Experts at Oxford Economics highlighted in a study that the dollar has lost more than 10% of its value against major floating currencies since its January peak.
“Initially, this was part of a coordinated unwinding of US assets. However, the dollar’s weakness persisted even after stocks rallied despite rising bond yields,” they noted.
They pointed out that a weakened currency combined with rising yields is unusual and resembles the pattern one might expect in an emerging market facing difficulties.
“In the current context, the dollar market has shown notable weakness against major currencies. This trend is largely due to anticipation of interest rate cuts, which have been suggested by recent statements from Jerome Powell,” asserted Felipe Mendoza, financial markets analyst at ATFX LATAM.
Key Questions and Answers
- Q: What has caused the US dollar’s recent weakness?
A: The US dollar’s weakness is primarily due to investors reducing their exposure as a safe-haven currency, driven by Donald Trump’s erratic trade policies, anticipation of interest rate cuts by the Federal Reserve, and concerns about the independence of the central bank.
- Q: How have major currencies performed against the US dollar?

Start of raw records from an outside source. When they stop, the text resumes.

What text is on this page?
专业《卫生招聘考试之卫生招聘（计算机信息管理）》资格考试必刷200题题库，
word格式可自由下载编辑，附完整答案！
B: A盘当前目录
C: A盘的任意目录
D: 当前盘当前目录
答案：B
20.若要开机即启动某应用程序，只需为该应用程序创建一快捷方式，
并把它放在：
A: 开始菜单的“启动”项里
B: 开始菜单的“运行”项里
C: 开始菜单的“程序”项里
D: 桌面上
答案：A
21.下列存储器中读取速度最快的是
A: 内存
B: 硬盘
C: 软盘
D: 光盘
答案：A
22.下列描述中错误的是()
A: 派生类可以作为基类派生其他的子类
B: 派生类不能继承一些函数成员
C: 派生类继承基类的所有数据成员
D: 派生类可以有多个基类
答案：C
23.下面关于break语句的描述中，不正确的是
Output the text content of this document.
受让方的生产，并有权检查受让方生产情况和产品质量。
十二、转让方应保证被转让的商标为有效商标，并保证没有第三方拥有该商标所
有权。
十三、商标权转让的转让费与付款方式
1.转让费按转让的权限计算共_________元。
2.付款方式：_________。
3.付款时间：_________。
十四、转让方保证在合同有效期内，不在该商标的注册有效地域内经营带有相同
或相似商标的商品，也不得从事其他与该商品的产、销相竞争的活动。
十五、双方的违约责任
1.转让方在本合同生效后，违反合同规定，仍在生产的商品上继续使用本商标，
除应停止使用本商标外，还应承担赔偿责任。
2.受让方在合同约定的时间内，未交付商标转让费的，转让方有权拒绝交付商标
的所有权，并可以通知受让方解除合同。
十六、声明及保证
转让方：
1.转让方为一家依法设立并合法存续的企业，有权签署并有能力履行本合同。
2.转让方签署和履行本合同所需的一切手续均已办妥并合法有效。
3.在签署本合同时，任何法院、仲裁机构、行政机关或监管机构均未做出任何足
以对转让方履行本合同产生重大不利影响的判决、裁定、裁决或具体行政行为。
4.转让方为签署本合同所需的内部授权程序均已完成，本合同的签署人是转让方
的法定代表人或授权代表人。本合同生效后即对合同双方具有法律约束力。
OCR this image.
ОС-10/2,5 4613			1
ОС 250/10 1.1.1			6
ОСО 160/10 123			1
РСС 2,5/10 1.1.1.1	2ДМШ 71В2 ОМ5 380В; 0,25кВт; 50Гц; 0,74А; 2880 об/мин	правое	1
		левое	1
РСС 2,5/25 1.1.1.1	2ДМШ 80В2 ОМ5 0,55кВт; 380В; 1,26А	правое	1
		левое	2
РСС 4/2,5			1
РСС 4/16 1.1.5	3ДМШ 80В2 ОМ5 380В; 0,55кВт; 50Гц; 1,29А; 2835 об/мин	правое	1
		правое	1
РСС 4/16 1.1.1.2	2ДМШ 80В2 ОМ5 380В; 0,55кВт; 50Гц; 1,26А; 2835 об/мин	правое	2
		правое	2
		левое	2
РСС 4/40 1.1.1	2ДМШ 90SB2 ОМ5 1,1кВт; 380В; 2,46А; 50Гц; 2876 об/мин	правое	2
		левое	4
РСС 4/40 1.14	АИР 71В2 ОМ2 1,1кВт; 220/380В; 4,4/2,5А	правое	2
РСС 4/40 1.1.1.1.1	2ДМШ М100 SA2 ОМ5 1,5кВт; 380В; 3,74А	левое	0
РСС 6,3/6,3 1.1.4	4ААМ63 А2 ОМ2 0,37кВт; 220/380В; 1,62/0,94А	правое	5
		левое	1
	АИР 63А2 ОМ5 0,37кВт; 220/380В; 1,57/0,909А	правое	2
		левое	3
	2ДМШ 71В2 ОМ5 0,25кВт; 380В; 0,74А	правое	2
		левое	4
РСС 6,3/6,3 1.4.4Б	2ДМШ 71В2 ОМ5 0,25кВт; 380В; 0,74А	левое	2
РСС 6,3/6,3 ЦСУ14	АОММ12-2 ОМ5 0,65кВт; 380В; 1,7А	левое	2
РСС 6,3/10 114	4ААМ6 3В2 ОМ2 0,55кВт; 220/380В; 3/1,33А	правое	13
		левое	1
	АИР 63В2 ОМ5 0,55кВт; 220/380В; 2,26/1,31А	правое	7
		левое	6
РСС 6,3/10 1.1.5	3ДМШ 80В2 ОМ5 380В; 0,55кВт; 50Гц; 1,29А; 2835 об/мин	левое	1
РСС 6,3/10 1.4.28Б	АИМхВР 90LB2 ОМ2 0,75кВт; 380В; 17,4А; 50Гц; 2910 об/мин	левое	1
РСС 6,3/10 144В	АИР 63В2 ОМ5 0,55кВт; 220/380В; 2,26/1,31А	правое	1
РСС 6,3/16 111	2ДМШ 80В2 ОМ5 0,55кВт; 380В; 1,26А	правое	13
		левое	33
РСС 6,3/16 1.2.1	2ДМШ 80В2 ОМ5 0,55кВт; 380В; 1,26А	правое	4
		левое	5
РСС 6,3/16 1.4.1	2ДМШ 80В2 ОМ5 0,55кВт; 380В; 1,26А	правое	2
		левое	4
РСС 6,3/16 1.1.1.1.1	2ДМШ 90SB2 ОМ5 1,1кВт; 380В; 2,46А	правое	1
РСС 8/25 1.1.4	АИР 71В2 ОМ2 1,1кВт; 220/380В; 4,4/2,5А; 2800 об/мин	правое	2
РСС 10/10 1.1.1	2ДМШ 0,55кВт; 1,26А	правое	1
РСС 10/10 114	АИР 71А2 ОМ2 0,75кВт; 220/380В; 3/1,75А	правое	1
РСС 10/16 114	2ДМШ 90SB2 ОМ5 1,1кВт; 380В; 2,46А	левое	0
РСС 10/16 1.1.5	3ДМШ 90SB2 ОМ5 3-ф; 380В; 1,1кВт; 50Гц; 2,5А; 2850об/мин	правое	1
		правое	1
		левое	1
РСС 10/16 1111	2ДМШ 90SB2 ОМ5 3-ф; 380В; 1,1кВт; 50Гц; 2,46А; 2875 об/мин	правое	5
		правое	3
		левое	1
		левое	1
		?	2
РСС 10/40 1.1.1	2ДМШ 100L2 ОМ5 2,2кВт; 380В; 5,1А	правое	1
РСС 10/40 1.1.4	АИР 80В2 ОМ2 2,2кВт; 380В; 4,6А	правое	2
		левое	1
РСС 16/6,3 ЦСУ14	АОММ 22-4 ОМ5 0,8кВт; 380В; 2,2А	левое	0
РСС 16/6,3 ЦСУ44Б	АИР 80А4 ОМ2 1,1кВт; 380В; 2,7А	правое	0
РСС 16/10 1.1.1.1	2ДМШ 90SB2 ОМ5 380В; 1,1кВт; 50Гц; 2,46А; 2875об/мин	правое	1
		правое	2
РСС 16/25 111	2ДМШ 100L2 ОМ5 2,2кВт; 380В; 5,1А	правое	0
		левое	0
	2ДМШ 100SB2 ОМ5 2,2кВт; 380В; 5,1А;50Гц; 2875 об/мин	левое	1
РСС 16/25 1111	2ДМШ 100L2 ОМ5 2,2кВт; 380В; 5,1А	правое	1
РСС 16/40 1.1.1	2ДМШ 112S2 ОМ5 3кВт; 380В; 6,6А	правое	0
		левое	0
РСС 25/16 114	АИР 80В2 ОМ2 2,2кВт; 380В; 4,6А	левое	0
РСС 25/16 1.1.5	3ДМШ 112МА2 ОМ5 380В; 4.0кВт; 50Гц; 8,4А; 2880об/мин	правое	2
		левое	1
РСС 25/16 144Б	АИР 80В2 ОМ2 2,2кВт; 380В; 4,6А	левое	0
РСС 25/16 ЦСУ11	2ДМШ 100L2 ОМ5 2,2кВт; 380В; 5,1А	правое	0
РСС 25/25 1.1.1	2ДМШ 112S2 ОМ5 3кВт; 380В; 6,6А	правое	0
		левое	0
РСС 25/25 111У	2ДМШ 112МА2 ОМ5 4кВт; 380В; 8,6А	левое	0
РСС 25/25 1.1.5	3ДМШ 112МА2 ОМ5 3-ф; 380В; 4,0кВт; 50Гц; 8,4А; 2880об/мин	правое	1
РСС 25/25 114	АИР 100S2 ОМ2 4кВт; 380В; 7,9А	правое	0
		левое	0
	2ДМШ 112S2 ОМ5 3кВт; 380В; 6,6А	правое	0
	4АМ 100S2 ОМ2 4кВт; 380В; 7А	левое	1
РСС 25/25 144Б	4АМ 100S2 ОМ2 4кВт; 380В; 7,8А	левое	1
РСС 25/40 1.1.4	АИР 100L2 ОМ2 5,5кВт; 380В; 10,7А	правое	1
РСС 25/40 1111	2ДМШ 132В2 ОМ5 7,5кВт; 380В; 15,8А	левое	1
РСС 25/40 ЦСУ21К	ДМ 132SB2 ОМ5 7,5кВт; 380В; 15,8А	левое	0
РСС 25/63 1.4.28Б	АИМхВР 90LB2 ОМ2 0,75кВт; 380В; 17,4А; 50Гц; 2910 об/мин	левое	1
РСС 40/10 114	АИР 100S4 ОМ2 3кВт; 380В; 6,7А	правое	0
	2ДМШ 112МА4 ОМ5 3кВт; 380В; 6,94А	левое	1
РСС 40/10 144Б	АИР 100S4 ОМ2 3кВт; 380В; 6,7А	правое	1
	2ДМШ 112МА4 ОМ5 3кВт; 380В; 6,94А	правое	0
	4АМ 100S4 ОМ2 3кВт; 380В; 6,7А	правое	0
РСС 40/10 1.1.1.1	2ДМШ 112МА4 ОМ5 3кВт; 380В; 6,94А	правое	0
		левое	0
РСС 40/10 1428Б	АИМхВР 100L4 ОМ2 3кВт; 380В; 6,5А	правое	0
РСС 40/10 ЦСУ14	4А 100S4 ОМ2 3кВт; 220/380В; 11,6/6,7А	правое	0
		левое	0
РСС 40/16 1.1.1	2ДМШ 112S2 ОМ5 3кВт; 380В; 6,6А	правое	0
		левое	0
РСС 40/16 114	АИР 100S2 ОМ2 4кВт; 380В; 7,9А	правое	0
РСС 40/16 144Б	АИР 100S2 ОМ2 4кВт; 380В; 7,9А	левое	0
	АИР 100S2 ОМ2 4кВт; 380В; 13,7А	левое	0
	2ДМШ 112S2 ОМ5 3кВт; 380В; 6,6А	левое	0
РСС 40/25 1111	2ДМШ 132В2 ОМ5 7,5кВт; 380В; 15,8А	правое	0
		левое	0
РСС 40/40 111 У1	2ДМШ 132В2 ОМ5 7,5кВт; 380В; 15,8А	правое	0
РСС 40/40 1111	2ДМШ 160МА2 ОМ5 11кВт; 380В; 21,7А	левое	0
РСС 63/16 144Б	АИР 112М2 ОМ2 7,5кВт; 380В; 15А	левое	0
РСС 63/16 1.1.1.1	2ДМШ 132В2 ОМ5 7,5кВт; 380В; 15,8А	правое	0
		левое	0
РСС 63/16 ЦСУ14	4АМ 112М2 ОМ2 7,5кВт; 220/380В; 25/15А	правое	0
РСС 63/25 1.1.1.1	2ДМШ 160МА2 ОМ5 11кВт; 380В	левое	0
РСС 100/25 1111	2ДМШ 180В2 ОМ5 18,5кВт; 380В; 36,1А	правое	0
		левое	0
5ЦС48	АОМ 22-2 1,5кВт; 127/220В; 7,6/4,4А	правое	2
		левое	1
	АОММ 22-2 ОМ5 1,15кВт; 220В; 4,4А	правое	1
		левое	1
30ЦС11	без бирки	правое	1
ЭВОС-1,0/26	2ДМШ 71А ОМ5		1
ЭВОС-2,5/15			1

A: Major currencies like the euro, Japanese yen, British pound, Canadian dollar, Swiss franc, and Swedish krona have appreciated or gained against the US dollar in the first half of the year.
- Q: What do experts predict for the future of the US dollar?
A: While some experts anticipate continued weakness in the short term, others predict a potential reversal and strengthening of the US dollar by 2026, contingent on favorable monetary policy and growth trends in the United States.